Neste modo de conduzir a prática de educação em saúde, não são considerados os saberes dos usuários e nem sua capacidade de, através da sua autonomia, modificar sua realidade. Sobre a maneira de conduzir o ser humano ao conhecimento, Freire (1987) afirma que as pessoas, no momento da aquisição de um novo saber precisam, primeiramente, reconhecer-se enquanto sujeitos. O modelo preventivo não pressupõe um lugar de importância aos usuários, considera apenas o saber técnico ao qual as pessoas precisam aderir. Segundo Freire (1987 p. 29) “ao defendermos um permanente esforço de reflexão dos oprimidos sobre suas condições concretas, não estamos pretendendo um jogo divertido em nível puramente intelectual. Estamos convencidos, pelo contrário, de que a reflexão, conduz a prática”. Pode- se dizer que aos priorizar a oportunidade de reflexão aos usuários acerca de suas condições e vivências, não se está reduzindo a educação em saúde apenas a uma prática intelectual, mas acredita-se que a partir da reflexão é que conduz a prática, ou seja, a um novo modo de vida que objetiva a saúde.

Para o desenvolvimento de uma prática em educação em saúde que estimule a autonomização do sujeito e não apenas imponha os saberes, é preciso que os profissionais em saúde saiam do lugar do suposto saber e venham a perceber no usuário potencialidades para também melhor conduzir sua saúde. De acordo com Freire (1987 p.30), “se esta crença nos falha, abandonamos a idéia ou não a temos, do diálogo, da reflexão, da comunicação, e caiamos nos slogans, nos comunicados, nos depósitos, do dirigismo.” A concepção de que enquanto técnicos em saúde, os profissionais são detentores do conhecimento, impede a aproximação entre os saberes técnicos e populares e a interação entre profissionais da saúde e usuários.

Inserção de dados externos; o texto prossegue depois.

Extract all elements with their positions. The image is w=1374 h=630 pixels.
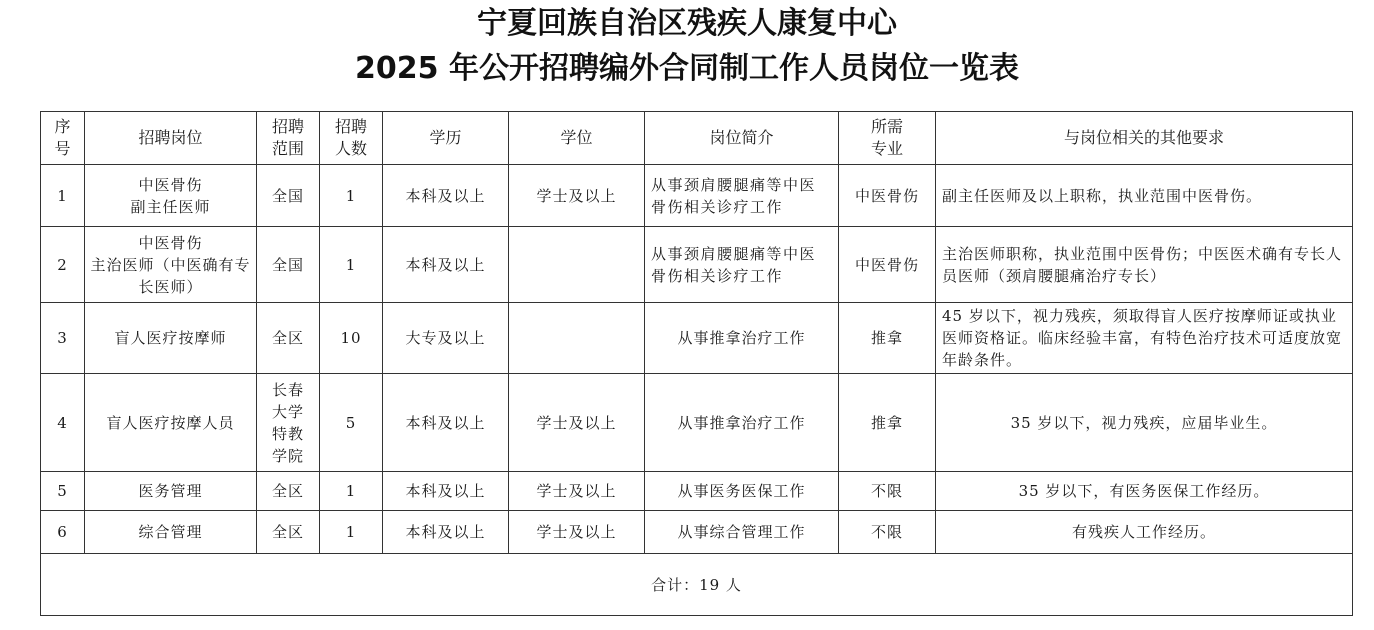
cell-other: 35 岁以下，有医务医保工作经历。 xyxy=(936,472,1353,511)
cell-education: 本科及以上 xyxy=(383,472,509,511)
cell-education: 本科及以上 xyxy=(383,227,509,303)
cell-education: 本科及以上 xyxy=(383,165,509,227)
cell-intro: 从事推拿治疗工作 xyxy=(645,303,839,374)
cell-major: 中医骨伤 xyxy=(839,227,936,303)
cell-position: 综合管理 xyxy=(85,511,257,554)
cell-position: 盲人医疗按摩人员 xyxy=(85,374,257,472)
cell-degree: 学士及以上 xyxy=(509,472,645,511)
table-row xyxy=(41,303,1353,374)
header-degree: 学位 xyxy=(509,112,645,165)
cell-major: 推拿 xyxy=(839,374,936,472)
table-header-row xyxy=(41,112,1353,165)
cell-count: 5 xyxy=(320,374,383,472)
cell-count: 10 xyxy=(320,303,383,374)
table-row xyxy=(41,511,1353,554)
cell-other: 有残疾人工作经历。 xyxy=(936,511,1353,554)
cell-scope: 全区 xyxy=(257,472,320,511)
cell-position: 中医骨伤 主治医师（中医确有专长医师） xyxy=(85,227,257,303)
table-row xyxy=(41,227,1353,303)
cell-other: 45 岁以下，视力残疾，须取得盲人医疗按摩师证或执业医师资格证。临床经验丰富，有特色治疗技术可适度放宽年龄条件。 xyxy=(936,303,1353,374)
cell-degree: 学士及以上 xyxy=(509,511,645,554)
cell-count: 1 xyxy=(320,165,383,227)
document-title: 宁夏回族自治区残疾人康复中心 xyxy=(477,6,897,41)
cell-count: 1 xyxy=(320,227,383,303)
header-no: 序号 xyxy=(41,112,85,165)
header-education: 学历 xyxy=(383,112,509,165)
cell-scope: 长春大学特教学院 xyxy=(257,374,320,472)
cell-major: 中医骨伤 xyxy=(839,165,936,227)
cell-intro: 从事综合管理工作 xyxy=(645,511,839,554)
cell-intro: 从事医务医保工作 xyxy=(645,472,839,511)
cell-major: 不限 xyxy=(839,511,936,554)
positions-table xyxy=(40,111,1353,616)
cell-no: 4 xyxy=(41,374,85,472)
cell-no: 3 xyxy=(41,303,85,374)
cell-count: 1 xyxy=(320,511,383,554)
cell-scope: 全国 xyxy=(257,227,320,303)
cell-major: 推拿 xyxy=(839,303,936,374)
cell-position: 中医骨伤 副主任医师 xyxy=(85,165,257,227)
cell-degree xyxy=(509,227,645,303)
header-intro: 岗位简介 xyxy=(645,112,839,165)
table-row xyxy=(41,165,1353,227)
cell-no: 5 xyxy=(41,472,85,511)
cell-other: 副主任医师及以上职称，执业范围中医骨伤。 xyxy=(936,165,1353,227)
cell-no: 2 xyxy=(41,227,85,303)
table-row xyxy=(41,472,1353,511)
cell-education: 大专及以上 xyxy=(383,303,509,374)
cell-scope: 全国 xyxy=(257,165,320,227)
cell-other: 主治医师职称，执业范围中医骨伤；中医医术确有专长人员医师（颈肩腰腿痛治疗专长） xyxy=(936,227,1353,303)
cell-position: 盲人医疗按摩师 xyxy=(85,303,257,374)
cell-intro: 从事颈肩腰腿痛等中医骨伤相关诊疗工作 xyxy=(645,227,839,303)
header-major: 所需专业 xyxy=(839,112,936,165)
header-position: 招聘岗位 xyxy=(85,112,257,165)
total-row xyxy=(41,554,1353,616)
cell-education: 本科及以上 xyxy=(383,511,509,554)
cell-other: 35 岁以下，视力残疾，应届毕业生。 xyxy=(936,374,1353,472)
cell-degree: 学士及以上 xyxy=(509,165,645,227)
cell-count: 1 xyxy=(320,472,383,511)
cell-degree: 学士及以上 xyxy=(509,374,645,472)
header-other: 与岗位相关的其他要求 xyxy=(936,112,1353,165)
table-row xyxy=(41,374,1353,472)
cell-scope: 全区 xyxy=(257,303,320,374)
cell-major: 不限 xyxy=(839,472,936,511)
cell-position: 医务管理 xyxy=(85,472,257,511)
header-scope: 招聘范围 xyxy=(257,112,320,165)
cell-degree xyxy=(509,303,645,374)
document-subtitle: 2025 年公开招聘编外合同制工作人员岗位一览表 xyxy=(355,51,1019,86)
cell-no: 6 xyxy=(41,511,85,554)
cell-intro: 从事推拿治疗工作 xyxy=(645,374,839,472)
cell-education: 本科及以上 xyxy=(383,374,509,472)
cell-scope: 全区 xyxy=(257,511,320,554)
header-count: 招聘人数 xyxy=(320,112,383,165)
cell-intro: 从事颈肩腰腿痛等中医骨伤相关诊疗工作 xyxy=(645,165,839,227)
total-cell: 合计：19 人 xyxy=(41,554,1353,616)
cell-no: 1 xyxy=(41,165,85,227)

Segundo Machado e outros (2007), a prática de uma educação que visa a conscientização e mudança requer uma relação aproximada entre os profissionais da saúde e a população. Os autores afirmam que nesta relação educativa passa a ser produzido um conhecimento coletivo, ocasionando transformação mútua, pois ambos possuem conhecimentos distintos. Educadores e educandos, quando intencionados à uma mesma realidade, quando se encontram numa mesma tarefa em que ambos são sujeitos e estão dispostos a descobri-la, passam também a ser coadjuvantes na criação do mesmo conhecimento. (FREIRE, 1987). Percebe-se que o vínculo entre os membros da equipe ESF e os usuários também pode ser um facilitador para a educação em saúde, pois, a medida que um

maior contato entre ambos é efetivado, aumentam também as possibilidades de engajamento nas ações, o que pode resultar na criação de novas práticas.

Freire (1987) pontua que o caminho da libertação, ou seja, da tomada de consciência, não está no ato de ditar o que deve ser feito, mas sim no diálogo. Os profissionais da ESF precisam se dispor para juntamente com a população abordar as causas em saúde a serem trabalhadas, isto a partir de um diálogo que também considere o conhecimento da comunidade e formas que ela encontra para a resolução da questão. Os membros das equipes de ESF passam a desenvolver a função de facilitadores do processo de educação em saúde, ou seja, conscientização dos usuários sobre as causas da saúde e de seus determinantes. (MACHADO et al., 2007).